Título: A racionalidade não explica os dados
Autor: Tabak, Flávio
Fonte: O Globo, 15/02/2009, O País, p. 4

VIOLÊNCIA NOS PRESÍDIOS: Superlotação é um dos principais problemas no país.

Diretor do Departamento Penitenciário Nacional constata falhas nos números.

O diretor do Departamento Penitenciário Nacional (Depen), Airton Michels, admite que os números e os tipos de óbitos das cadeias brasileiras, informados pelas secretarias estaduais, estão longe da realidade. Embora os dados do próprio departamento, vinculado ao Ministério da Justiça, mostrem um aumento das mortes naturais, Michels diz que existem incoerências porque as secretarias responsáveis pelas cadeias não estão assumindo corretamente o seu papel.

Flávio Tabak

Os dados do Depen mostram um aumento das mortes naturais e suicídios, mas há redução das mortes por motivos criminais. Os números são reais?

AIRTON MICHELS: É possível essa substituição. Tem dados que a lógica e a racionalidade não explicam. A população carcerária é jovem, tende a ter óbitos po homicídio, e muito pouco por causas naturais. Esse realmente é um dado que impressiona. O Depen pressupõe que toda morte dentro do sistema prisional deve ser passada ao conhecimento do Ministério Público. Em Alagoas, por exemplo, o MP atuou está cumprindo o seu dever.

E o caso de São Paulo, que tem uma proporção alta de mortes por causas naturais, mas está longe de ter um sistema penitenciário pacífico?

MICHELS: São Paulo é o estado que tem praticamente um terço dos presos do Brasil e está muito acima da média de mortes naturais, mesmo com o alto índice de detentos. A massa carcerária é jovem. Me parece que o MP de São Paulo tem que atentar para isso. Por outro lado, as mortes criminais desse estado são 10% das naturais. Algumas inconsistências eventualmente podem ocorrer. A racionalidade não explica os dados, não tenho condições de explicar o que realmente está acontecendo em São Paulo. Os números impressionam.

Como governo federal pode combater esses números pouco confiáveis?

MICHELS: As secretarias e outras instituições têm que explicar, assim como o IML. É possível detectar nas autópsias qual foi a causa da morte, como envenenamento. Isso compete aos estados. Nossa tarefa (Depen) é fazer averiguações, vemos quando há inconsistências nos dados. No fim deste mês, o Depen vai fechar todos os números do ano antecedente. Os estados são cobrados pelas improbabilidades. Temos três meses para cobrar deles as incoerências. São Paulo foi um caso que checamos e já nos enviaram os dados novamente. O governo paulista diz que os números estão corretos, mas cada morte dessa vai precisar de um inquérito do Ministério Público.

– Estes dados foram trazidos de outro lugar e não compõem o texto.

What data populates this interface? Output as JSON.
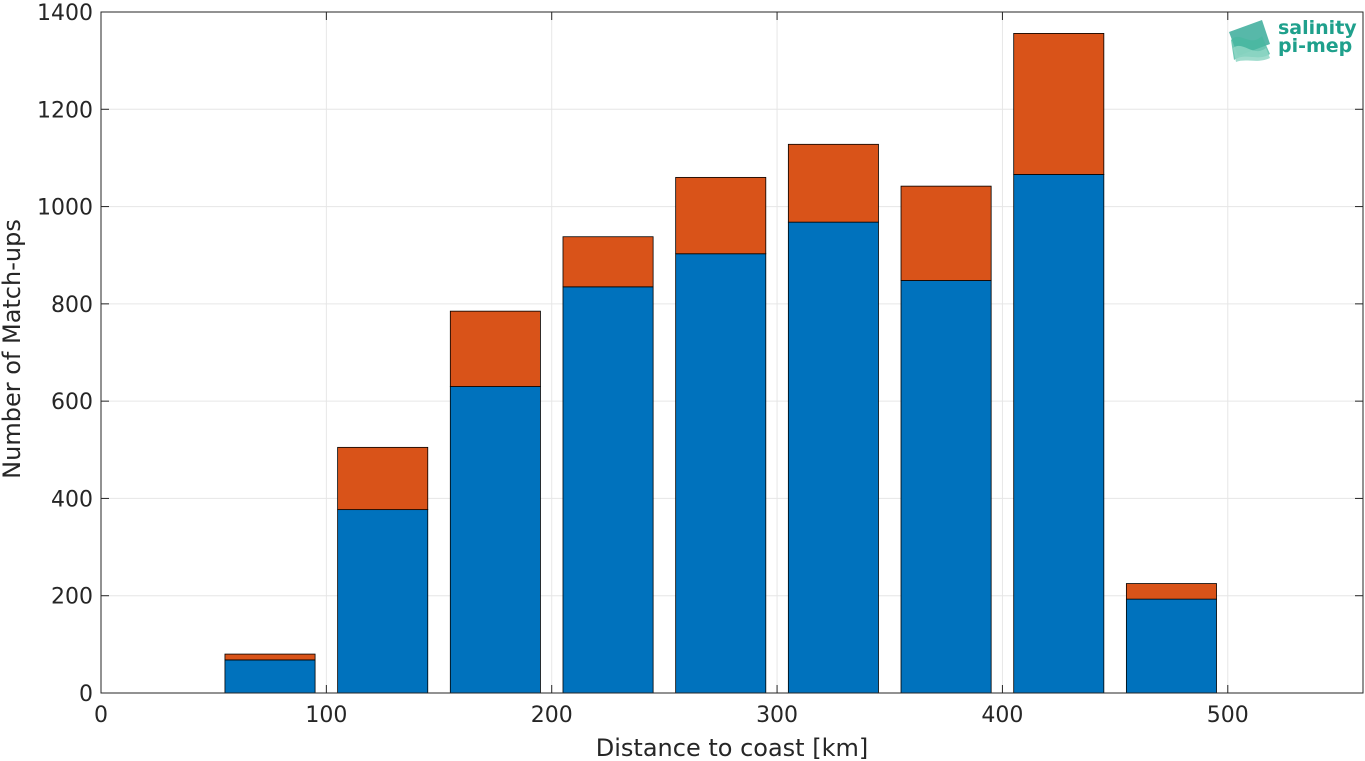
{
  "chart_data": {
    "type": "bar",
    "stacked": true,
    "xlabel": "Distance to coast [km]",
    "ylabel": "Number of Match-ups",
    "xlim": [
      0,
      560
    ],
    "ylim": [
      0,
      1400
    ],
    "xticks": [
      0,
      100,
      200,
      300,
      400,
      500
    ],
    "yticks": [
      0,
      200,
      400,
      600,
      800,
      1000,
      1200,
      1400
    ],
    "grid": true,
    "bar_width": 40,
    "x": [
      25,
      75,
      125,
      175,
      225,
      275,
      325,
      375,
      425,
      475,
      525
    ],
    "series": [
      {
        "color": "#0072bd",
        "values": [
          0,
          68,
          377,
          630,
          835,
          903,
          968,
          848,
          1066,
          193,
          0
        ]
      },
      {
        "color": "#d95319",
        "values": [
          0,
          12,
          128,
          155,
          103,
          157,
          160,
          194,
          290,
          32,
          0
        ]
      }
    ]
  },
  "logo": {
    "line1": "salinity",
    "line2": "pi-mep",
    "color": "#1fa08c"
  }
}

Mas não existem meios externos para controlar essas irregularidades?

MICHELS: O Depen tem uma ouvidoria que faz um trabalho de campo para ver se nossos recursos estão sendo aplicados. A verdade é a seguinte: os estados têm ouvidorias incipientes, muito frágeis. Não têm uma estrutura. Mas também podemos contar com a comissão de tortura de Secretaria Nacional de Direitos Humanos. Quanto mais representações a sociedade tiver, melhor.

Qual deve ser a prioridade no sistema carcerário?

MICHELS: O problema do sistema carcerário se chama superlotação. Não é possível que presídios onde caibam 300 pessoas tenham 900 pessoas, ou onde fiquem 50 apareçam 200. As condições são medievais, não se cumpre a lei. A sociedade pensa que preso tem que se dar mal. O grave problema do sistema é que o estado não administra. Também não é possível que fiquem dez agentes de plantão para cuidar de 500 presos. Não há preocupação dos agentes em controlar os presos, e sim o cuidado de preservar a própria vida, e com toda a razão. Então os agentes delegam, implicitamente, administradores e gestores, que são os presos, as facções. O governo federal também assume isso, mas estamos longe de resolver a questão da superlotação.